As a father first, the passion and care I pour into my children's development has no end. I want them to have every opportunity and for them to be able to realise their full potential. At 7 years old my daughter competes in gymnastics, plays soccer attends swimming lessons and dances with school. She is very active outside of these activities and says her favourite thing to do is climb.
Although she participates in many activities I am still cautious about how this may impact her health phycially and mentally. Ironic, no?
Recently, we decided to reduce the training load. So, swimming was cancelled over winter. We wanted our daughter to have time to play and just be. A hard decision, but I think the best for now.
I share this with you because I am one of you. A caring parent that wants the best for their child. I understand that there is a fine line and sometimes it can get crossed. Sometimes we need to know when and what is enough.
This brings me to some recent developments in the athletics arena, but something that is transferable across many fields,
In November 2016, youth development expert Wolfgan Killer facilitated a seminar on the best practices for the development of under 16 athletes. He stipulates that the objectives of a successful training program for young athletes should be to achieve broad physical development focusing on agility, balance, co-ordination, endurance and flexibility. The priority of a training program for athletes under 16 years of age should be general conditioning, not a tailored program for a specific event group.
What I find most interesting about Wolfgan's recommendations is that he suggests that young athletes to engage in multiple sports over the year. Finding that athletes that engaged in at least four sports are more likely to develop a broad range of fundamental movement skills improving their chance at athletic success. Ideally, he recommends that at least one of these sports is athletics, swimming or gymnastics as these are the foundation sports, which develop the fundamental skills of all sports.
Wolfgan recognises the importance of understanding the difference between a childs physiological age and their biological age. Stating that there can often be a 5-year variation in the development and maturity between athletes of the same biological age. An understanding of this is essential when programming for athletes particularly between the age of 11 and 15. Those who develop quicker are often at an advantage during this stage.
Special attentions need to be given to managing the recovery of young athletes.
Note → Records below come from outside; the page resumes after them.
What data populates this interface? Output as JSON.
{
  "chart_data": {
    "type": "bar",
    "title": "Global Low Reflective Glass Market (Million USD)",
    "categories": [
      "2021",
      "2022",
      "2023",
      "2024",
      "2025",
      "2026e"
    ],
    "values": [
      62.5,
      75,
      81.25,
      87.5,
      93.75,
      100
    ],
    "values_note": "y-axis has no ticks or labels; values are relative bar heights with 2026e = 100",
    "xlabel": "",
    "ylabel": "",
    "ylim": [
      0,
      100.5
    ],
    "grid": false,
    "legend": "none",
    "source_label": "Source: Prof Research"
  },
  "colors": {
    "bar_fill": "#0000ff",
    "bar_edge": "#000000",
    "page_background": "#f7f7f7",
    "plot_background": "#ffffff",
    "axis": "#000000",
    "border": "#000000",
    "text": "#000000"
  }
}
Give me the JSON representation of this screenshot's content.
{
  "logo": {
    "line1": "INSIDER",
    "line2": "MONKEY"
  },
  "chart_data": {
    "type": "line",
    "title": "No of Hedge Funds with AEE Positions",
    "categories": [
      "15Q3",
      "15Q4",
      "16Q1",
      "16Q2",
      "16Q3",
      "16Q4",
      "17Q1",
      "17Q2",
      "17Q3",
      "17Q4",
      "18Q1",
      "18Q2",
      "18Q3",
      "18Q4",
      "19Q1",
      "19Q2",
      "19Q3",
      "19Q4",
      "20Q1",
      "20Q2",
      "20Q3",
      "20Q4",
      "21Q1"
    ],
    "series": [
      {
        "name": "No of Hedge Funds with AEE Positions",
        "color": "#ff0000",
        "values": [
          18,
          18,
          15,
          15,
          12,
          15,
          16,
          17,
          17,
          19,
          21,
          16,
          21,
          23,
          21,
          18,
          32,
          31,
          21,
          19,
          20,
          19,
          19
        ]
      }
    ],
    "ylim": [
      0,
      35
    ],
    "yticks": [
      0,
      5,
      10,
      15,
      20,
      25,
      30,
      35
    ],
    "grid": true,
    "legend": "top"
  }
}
This can vary significantly between individuals and can also fluctuate as they mature or going through periods of rapid growth.
As a general rule an athlete should recover from a normal training session within 2 days. For a high intensity training session or after a competition this may take upto 7 days. Ideally, light training would be scheduled into these days.
Here are some great tips to keep in mind for U16 athletes:
Sport needs to fun and enjoyable and it is important for children to get the rest and recovery they need. It is OK to have some time off to rest and to reduce training loads.
We want to encourage our children to be active for life. Let sport build their character not just their performance and let's create environments that build self-esteem.
I hope this information has been as informative to you as it has for me.